Nello stralcio che vi propongo, dell’iniziale capitolo, i Roubaud sono affacciati alla finestra del fabbricato della Compagnia dell’Ovest, in una stazione periferica di Parigi, e assistono all’andirivieni dei treni. Questo è il primo incontro del lettore con l’ambiente d’elezione in cui si muovono i personaggi:

Sotto di loro le piccole locomotive di manovra andavano e venivano senza sosta; si avvertiva appena quando si mettevano in moto, come buone massaie attive e prudenti, le ruote ronzanti, il fischio discreto. Una di esse passò, disparve sotto il pont de l’Europe, convogliando al deposito le vetture staccate da un treno di Trouville; oltre il ponte, sfiorò un’altra locomotiva uscita tutta sola dal deposito, passeggiatrice solitaria luccicante di acciaio e di ottone, fresca e gagliarda, pronta al viaggio. Questa si fermò, chiese con due brevi fischi via libera allo scambista, e quasi subito fu inoltrata verso il suo treno già formato lungo la banchina sotto la pensilina delle grandi linee. Era il treno delle quattro e venticinque per Dieppe. Una folla di viaggiatori si affrettava, si sentiva il rotolio dei carretti carichi di bagagli, alcuni uomini trasportavano nelle vetture gli apparecchi metallici con l’acqua calda. Ma la locomotiva e il carro scorta avevano raggiunto il bagagliaio con un urto sordo, e si vide il capo manovratore stringere da solo il gancio di trazione fra i respingenti. Verso Batignolles il cielo s’era oscurato; una cenere crepuscolare, inghiottendo i caseggiati, sembrava già effondersi sul ventaglio spiegato dei binari, mentre lontano, in quel trascolorare, si incrociavano senza sosta le partenze e gli arrivi della “banlieu” e della Ceinture. Oltre la cupa distesa dei mercati coperti, su Parigi abbuiata fluttuavano brandelli di fumi rossastri.

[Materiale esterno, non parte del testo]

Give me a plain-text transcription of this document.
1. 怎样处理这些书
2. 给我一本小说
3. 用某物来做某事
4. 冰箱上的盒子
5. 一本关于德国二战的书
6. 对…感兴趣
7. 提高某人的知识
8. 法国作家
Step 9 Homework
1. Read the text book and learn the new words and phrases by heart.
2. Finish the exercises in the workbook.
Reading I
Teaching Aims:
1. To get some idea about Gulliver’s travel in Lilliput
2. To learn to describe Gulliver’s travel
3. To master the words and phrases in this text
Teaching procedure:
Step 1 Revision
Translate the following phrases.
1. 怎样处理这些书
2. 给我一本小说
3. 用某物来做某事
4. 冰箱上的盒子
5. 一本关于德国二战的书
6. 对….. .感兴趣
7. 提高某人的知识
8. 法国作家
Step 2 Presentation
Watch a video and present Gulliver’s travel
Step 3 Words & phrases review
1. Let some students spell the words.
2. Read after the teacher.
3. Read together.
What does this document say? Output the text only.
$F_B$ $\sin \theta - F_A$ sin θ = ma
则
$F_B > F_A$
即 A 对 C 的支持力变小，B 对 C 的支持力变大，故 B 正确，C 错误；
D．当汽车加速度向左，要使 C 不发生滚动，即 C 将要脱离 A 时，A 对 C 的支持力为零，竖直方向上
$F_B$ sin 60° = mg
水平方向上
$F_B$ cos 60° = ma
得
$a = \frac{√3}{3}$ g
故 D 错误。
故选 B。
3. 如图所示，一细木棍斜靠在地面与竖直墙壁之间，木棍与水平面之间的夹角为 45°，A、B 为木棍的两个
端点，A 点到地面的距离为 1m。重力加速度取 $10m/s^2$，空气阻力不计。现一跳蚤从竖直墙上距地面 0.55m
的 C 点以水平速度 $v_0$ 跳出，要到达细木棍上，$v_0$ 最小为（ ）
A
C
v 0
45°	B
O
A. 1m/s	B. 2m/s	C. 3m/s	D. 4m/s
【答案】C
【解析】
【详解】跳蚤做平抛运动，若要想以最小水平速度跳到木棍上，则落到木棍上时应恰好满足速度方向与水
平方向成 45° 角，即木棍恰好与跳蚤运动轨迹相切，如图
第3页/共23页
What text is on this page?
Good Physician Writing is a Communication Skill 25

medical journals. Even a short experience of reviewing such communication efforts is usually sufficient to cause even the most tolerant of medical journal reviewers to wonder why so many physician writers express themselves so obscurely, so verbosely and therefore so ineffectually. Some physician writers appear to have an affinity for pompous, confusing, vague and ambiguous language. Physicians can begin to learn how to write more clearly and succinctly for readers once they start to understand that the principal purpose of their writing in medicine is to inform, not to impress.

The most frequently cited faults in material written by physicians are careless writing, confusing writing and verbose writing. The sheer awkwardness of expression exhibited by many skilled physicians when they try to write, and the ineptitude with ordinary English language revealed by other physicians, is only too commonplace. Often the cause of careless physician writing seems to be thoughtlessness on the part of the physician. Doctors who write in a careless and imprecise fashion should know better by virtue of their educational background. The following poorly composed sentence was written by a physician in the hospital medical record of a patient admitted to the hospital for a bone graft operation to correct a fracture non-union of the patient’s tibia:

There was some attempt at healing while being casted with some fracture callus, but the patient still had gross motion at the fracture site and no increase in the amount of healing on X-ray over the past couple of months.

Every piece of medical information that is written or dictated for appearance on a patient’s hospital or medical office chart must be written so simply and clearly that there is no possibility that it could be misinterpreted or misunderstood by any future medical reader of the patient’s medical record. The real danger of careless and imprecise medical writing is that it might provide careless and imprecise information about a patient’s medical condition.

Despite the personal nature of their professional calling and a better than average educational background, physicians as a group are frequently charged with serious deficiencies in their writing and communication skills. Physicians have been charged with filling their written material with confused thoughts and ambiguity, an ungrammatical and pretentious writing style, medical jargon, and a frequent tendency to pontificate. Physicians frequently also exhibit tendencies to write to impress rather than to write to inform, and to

La canzone: Il treno di Riccardo Cocciante (1979)
Il film: La ragazza del treno (2016) diretto da Tate Taylor


La moto

Lo Zen e l’arte della manutenzione della motocicletta 
di Robert M. Pirsig 

“Il Buddha, il Divino, dimora nel circuito di una calcolatrice o negli ingranaggi del cambio di una moto con lo stesso agio che in cima a una montagna o nei petali di un fiore.” Questo pensiero è il cuore del libro di Robert M. Pirsig del 1974. È una sorta di autobiografia di un viaggio (a metà fra il reale e il metaforico) in cui l’autore e il figlio Chris attraversano in motocicletta gli Stati Uniti dal Minnesota alla California. Il racconto, ricco di descrizioni particolareggiate di visioni e paesaggi, è intercalato da digressioni di carattere filosofico. Il protagonista è impegnato anche nella assidua ricerca del proprio io primitivo, Fedro, quella parte della sua personalità che lo aveva già condotto in precedenza sull’orlo della follia e che durante il viaggio preme prepotentemente per riemergere. Nel romanzo il senso della ricerca fa da carburante allo spostamento fisico e a quello interiore, e meta ultima è la Qualità che tutti noi perennemente ricerchiamo.

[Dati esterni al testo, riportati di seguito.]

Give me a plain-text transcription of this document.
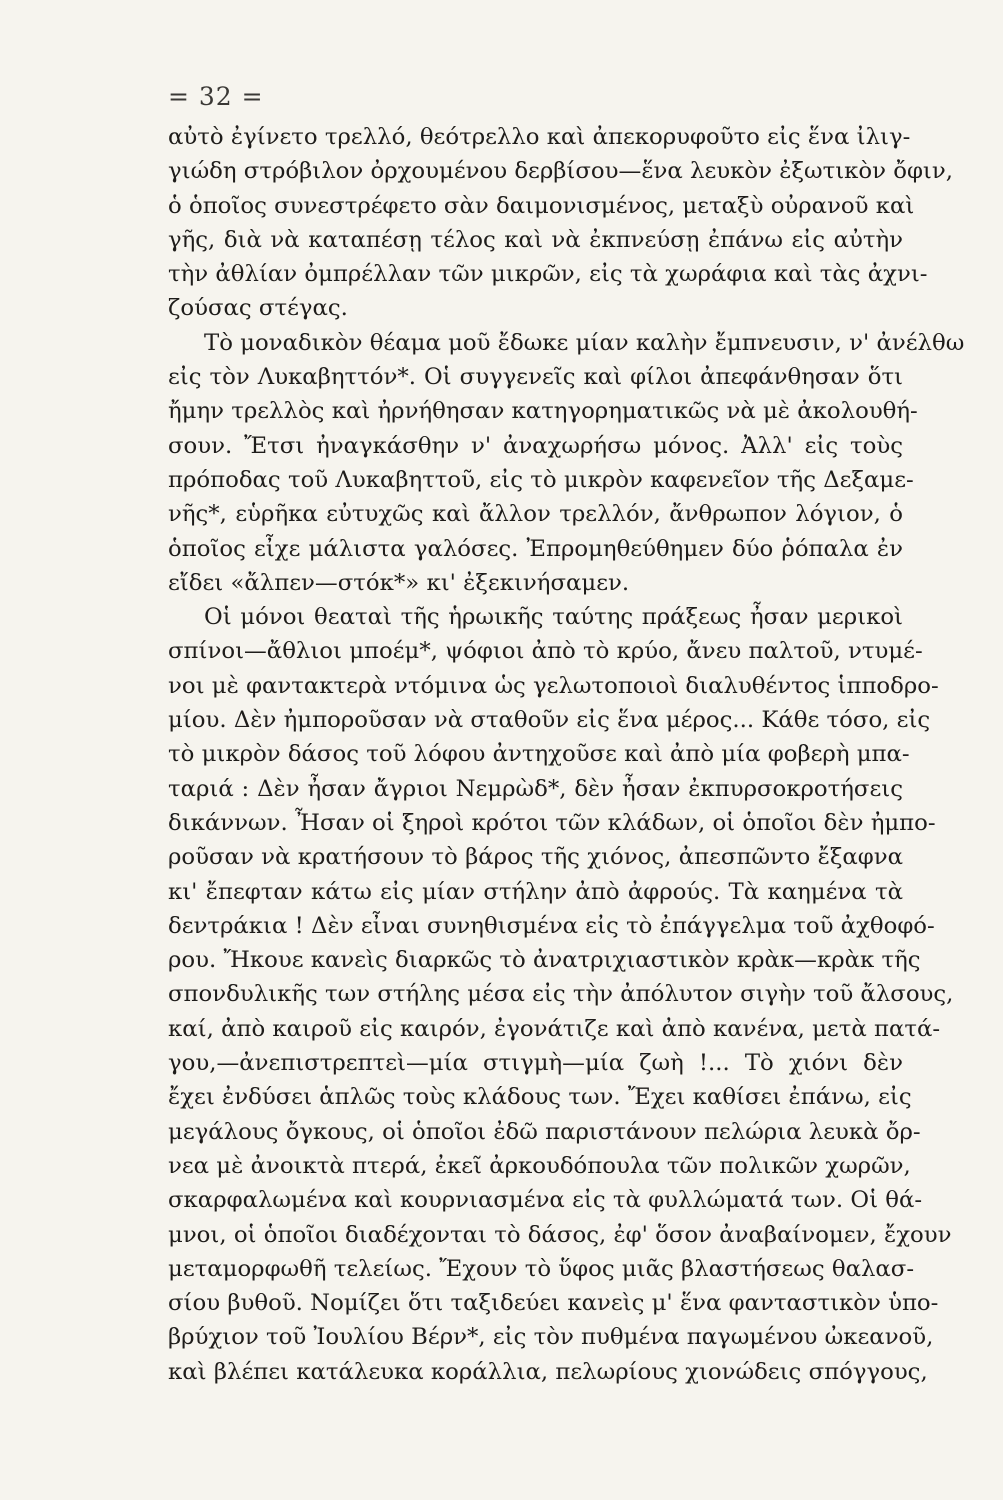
= 32 =
αὐτὸ ἐγίνετο τρελλό, θεότρελλο καὶ ἀπεκορυφοῦτο εἰς ἕνα ἰλιγ-
γιώδη στρόβιλον ὀρχουμένου δερβίσου—ἕνα λευκὸν ἐξωτικὸν ὄφιν,
ὁ ὁποῖος συνεστρέφετο σὰν δαιμονισμένος, μεταξὺ οὐρανοῦ καὶ
γῆς, διὰ νὰ καταπέσῃ τέλος καὶ νὰ ἐκπνεύσῃ ἐπάνω εἰς αὐτὴν
τὴν ἀθλίαν ὀμπρέλλαν τῶν μικρῶν, εἰς τὰ χωράφια καὶ τὰς ἀχνι-
ζούσας στέγας.
Τὸ μοναδικὸν θέαμα μοῦ ἔδωκε μίαν καλὴν ἔμπνευσιν, ν' ἀνέλθω
εἰς τὸν Λυκαβηττόν*. Οἱ συγγενεῖς καὶ φίλοι ἀπεφάνθησαν ὅτι
ἤμην τρελλὸς καὶ ἠρνήθησαν κατηγορηματικῶς νὰ μὲ ἀκολουθή-
σουν. Ἔτσι ἠναγκάσθην ν' ἀναχωρήσω μόνος. Ἀλλ' εἰς τοὺς
πρόποδας τοῦ Λυκαβηττοῦ, εἰς τὸ μικρὸν καφενεῖον τῆς Δεξαμε-
νῆς*, εὑρῆκα εὐτυχῶς καὶ ἄλλον τρελλόν, ἄνθρωπον λόγιον, ὁ
ὁποῖος εἶχε μάλιστα γαλόσες. Ἐπρομηθεύθημεν δύο ῥόπαλα ἐν
εἴδει «ἄλπεν—στόκ*» κι' ἐξεκινήσαμεν.
Οἱ μόνοι θεαταὶ τῆς ἡρωικῆς ταύτης πράξεως ἦσαν μερικοὶ
σπίνοι—ἄθλιοι μποέμ*, ψόφιοι ἀπὸ τὸ κρύο, ἄνευ παλτοῦ, ντυμέ-
νοι μὲ φαντακτερὰ ντόμινα ὡς γελωτοποιοὶ διαλυθέντος ἱπποδρο-
μίου. Δὲν ἠμποροῦσαν νὰ σταθοῦν εἰς ἕνα μέρος... Κάθε τόσο, εἰς
τὸ μικρὸν δάσος τοῦ λόφου ἀντηχοῦσε καὶ ἀπὸ μία φοβερὴ μπα-
ταριά : Δὲν ἦσαν ἄγριοι Νεμρὼδ*, δὲν ἦσαν ἐκπυρσοκροτήσεις
δικάννων. Ἦσαν οἱ ξηροὶ κρότοι τῶν κλάδων, οἱ ὁποῖοι δὲν ἠμπο-
ροῦσαν νὰ κρατήσουν τὸ βάρος τῆς χιόνος, ἀπεσπῶντο ἔξαφνα
κι' ἔπεφταν κάτω εἰς μίαν στήλην ἀπὸ ἀφρούς. Τὰ καημένα τὰ
δεντράκια ! Δὲν εἶναι συνηθισμένα εἰς τὸ ἐπάγγελμα τοῦ ἀχθοφό-
ρου. Ἤκουε κανεὶς διαρκῶς τὸ ἀνατριχιαστικὸν κρὰκ—κρὰκ τῆς
σπονδυλικῆς των στήλης μέσα εἰς τὴν ἀπόλυτον σιγὴν τοῦ ἄλσους,
καί, ἀπὸ καιροῦ εἰς καιρόν, ἐγονάτιζε καὶ ἀπὸ κανένα, μετὰ πατά-
γου,—ἀνεπιστρεπτεὶ—μία στιγμὴ—μία ζωὴ !... Τὸ χιόνι δὲν
ἔχει ἐνδύσει ἁπλῶς τοὺς κλάδους των. Ἔχει καθίσει ἐπάνω, εἰς
μεγάλους ὄγκους, οἱ ὁποῖοι ἐδῶ παριστάνουν πελώρια λευκὰ ὄρ-
νεα μὲ ἀνοικτὰ πτερά, ἐκεῖ ἀρκουδόπουλα τῶν πολικῶν χωρῶν,
σκαρφαλωμένα καὶ κουρνιασμένα εἰς τὰ φυλλώματά των. Οἱ θά-
μνοι, οἱ ὁποῖοι διαδέχονται τὸ δάσος, ἐφ' ὅσον ἀναβαίνομεν, ἔχουν
μεταμορφωθῆ τελείως. Ἔχουν τὸ ὕφος μιᾶς βλαστήσεως θαλασ-
σίου βυθοῦ. Νομίζει ὅτι ταξιδεύει κανεὶς μ' ἕνα φανταστικὸν ὑπο-
βρύχιον τοῦ Ἰουλίου Βέρν*, εἰς τὸν πυθμένα παγωμένου ὠκεανοῦ,
καὶ βλέπει κατάλευκα κοράλλια, πελωρίους χιονώδεις σπόγγους,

Autoritratto con la motocicletta di Antonio Ligabue

Ecco un passaggio del libro a poche pagine dall’inizio, che spiega che cosa significa inforcare una motocicletta e compiere un viaggio come centauro:

“Se fai le vacanze in motocicletta le cose assumono un aspetto completamente diverso. In macchina dei sempre in un abitacolo; ci sei abituato e non ti rendi conto che tutto quello che vedi da quel finestrino non è che una dose supplementare di TV. Sei un osservatore passivo e il paesaggio ti scorre accanto noiosissimo dentro una cornice.

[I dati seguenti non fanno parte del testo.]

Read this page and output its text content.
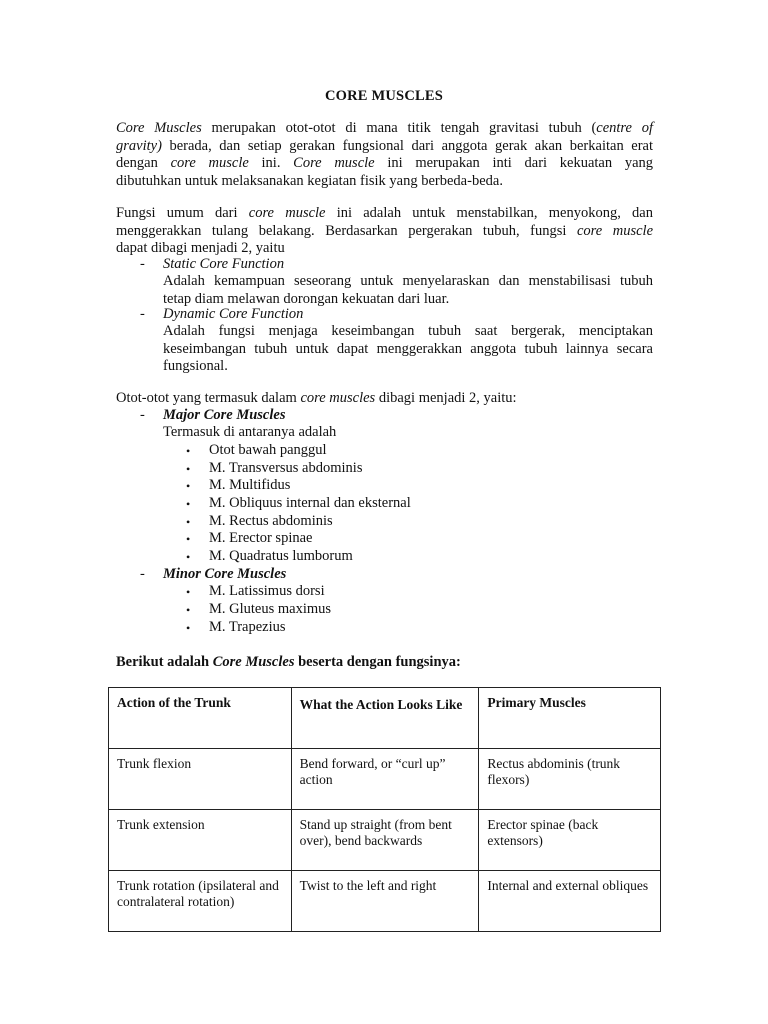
CORE MUSCLES
Core Muscles merupakan otot-otot di mana titik tengah gravitasi tubuh (centre of
gravity) berada, dan setiap gerakan fungsional dari anggota gerak akan berkaitan erat
dengan core muscle ini. Core muscle ini merupakan inti dari kekuatan yang
dibutuhkan untuk melaksanakan kegiatan fisik yang berbeda-beda.
Fungsi umum dari core muscle ini adalah untuk menstabilkan, menyokong, dan
menggerakkan tulang belakang. Berdasarkan pergerakan tubuh, fungsi core muscle
dapat dibagi menjadi 2, yaitu
- Static Core Function
Adalah kemampuan seseorang untuk menyelaraskan dan menstabilisasi tubuh
tetap diam melawan dorongan kekuatan dari luar.
- Dynamic Core Function
Adalah fungsi menjaga keseimbangan tubuh saat bergerak, menciptakan
keseimbangan tubuh untuk dapat menggerakkan anggota tubuh lainnya secara
fungsional.
Otot-otot yang termasuk dalam core muscles dibagi menjadi 2, yaitu:
- Major Core Muscles
Termasuk di antaranya adalah
• Otot bawah panggul
• M. Transversus abdominis
• M. Multifidus
• M. Obliquus internal dan eksternal
• M. Rectus abdominis
• M. Erector spinae
• M. Quadratus lumborum
- Minor Core Muscles
• M. Latissimus dorsi
• M. Gluteus maximus
• M. Trapezius
Berikut adalah Core Muscles beserta dengan fungsinya:
Action of the Trunk	What the Action Looks Like	Primary Muscles
Trunk flexion	Bend forward, or “curl up” action	Rectus abdominis (trunk flexors)
Trunk extension	Stand up straight (from bent over), bend backwards	Erector spinae (back extensors)
Trunk rotation (ipsilateral and contralateral rotation)	Twist to the left and right	Internal and external obliques
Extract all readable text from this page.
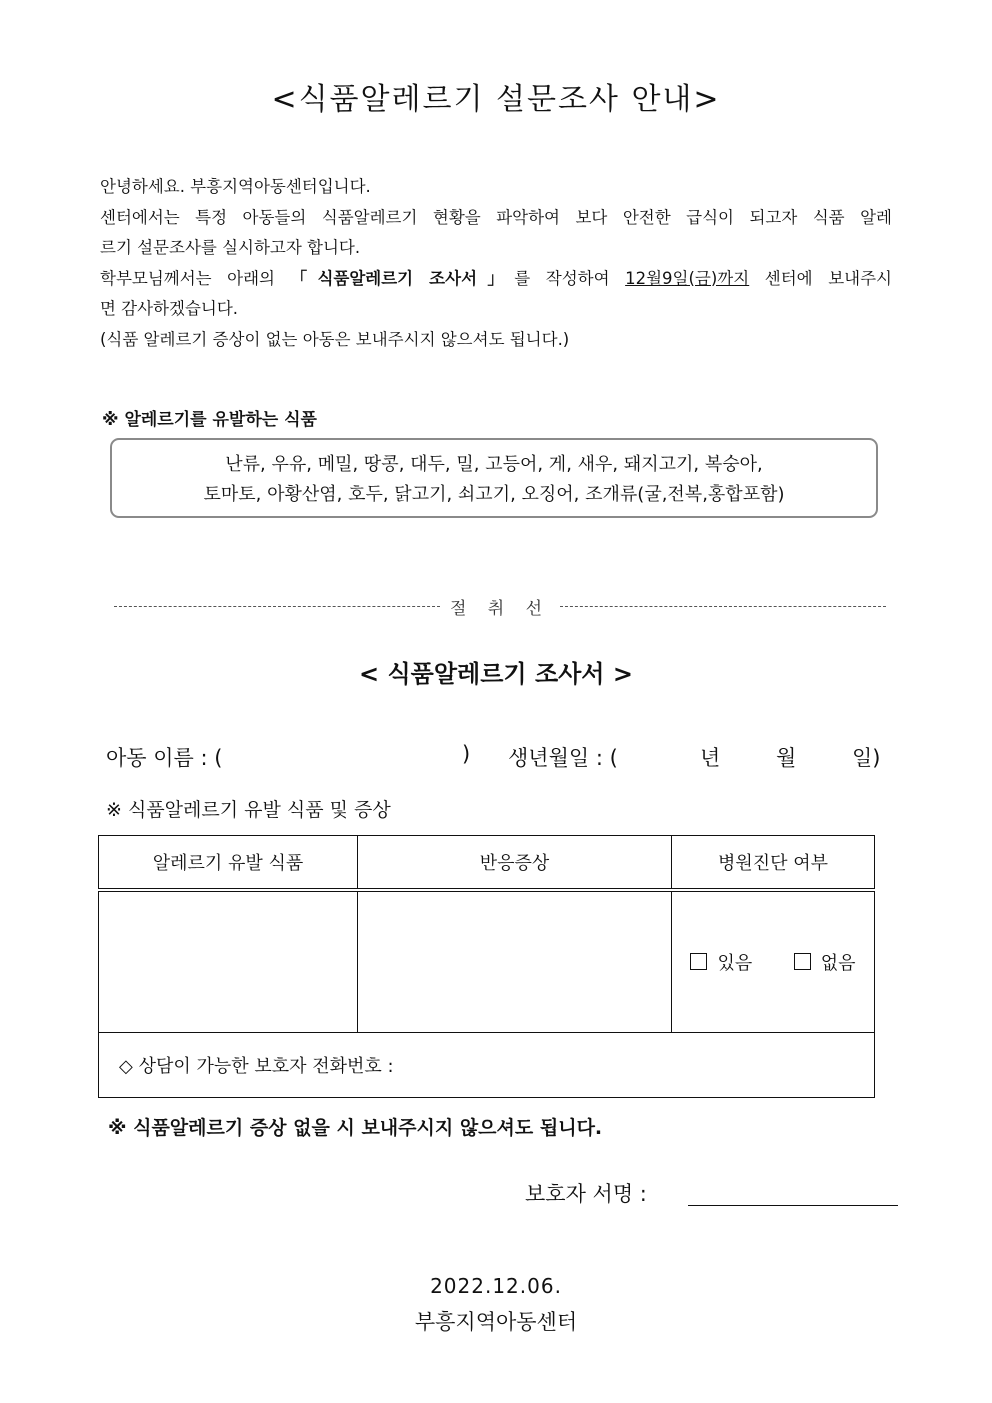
<식품알레르기 설문조사 안내>

안녕하세요. 부흥지역아동센터입니다.

센터에서는 특정 아동들의 식품알레르기 현황을 파악하여 보다 안전한 급식이 되고자 식품 알레

르기 설문조사를 실시하고자 합니다.

학부모님께서는 아래의 「식품알레르기 조사서」를 작성하여 12월9일(금)까지 센터에 보내주시

면 감사하겠습니다.

(식품 알레르기 증상이 없는 아동은 보내주시지 않으셔도 됩니다.)

※ 알레르기를 유발하는 식품
난류, 우유, 메밀, 땅콩, 대두, 밀, 고등어, 게, 새우, 돼지고기, 복숭아,
토마토, 아황산염, 호두, 닭고기, 쇠고기, 오징어, 조개류(굴,전복,홍합포함)
절 취 선
< 식품알레르기 조사서 >
아동 이름 : (	) 생년월일 : (	년	월	일)
※ 식품알레르기 유발 식품 및 증상
알레르기 유발 식품	반응증상	병원진단 여부
		있음 없음
◇ 상담이 가능한 보호자 전화번호 :		
※ 식품알레르기 증상 없을 시 보내주시지 않으셔도 됩니다.
보호자 서명 :
2022.12.06.
부흥지역아동센터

In moto la cornice non c’è più. Hai un contatto completo con ogni cosa. Non sei più uno spettatore, sei nella scena, e la sensazione di presenza è travolgente. È incredibile quel cemento che sibila a dieci centimetri dal tuo piede, lo stesso su cui cammini, ed è proprio lì, così sfuocato eppure così vicino che col piede puoi toccarlo quando vuoi – un’esperienza che non si allontana mai dalla coscienza immediata.” 

Quando lo lessi molti anni fa, trovai il romanzo molto gradevole, ma inutilmente lungo in alcuni passaggi descrittivi e soprattutto pesante per l’insistenza dell’autore sul suo pensiero filosofico e sulla sua personale visione del mondo. Con tutta probabilità concorreva ad accentuare il mio senso di insofferenza il mio scarso amore per i mezzi meccanici! Proprio di recente ho saputo che il blogger Ivano Landi lo aveva letto, e quindi sono curiosa di avere il suo commento su questo libro in particolare.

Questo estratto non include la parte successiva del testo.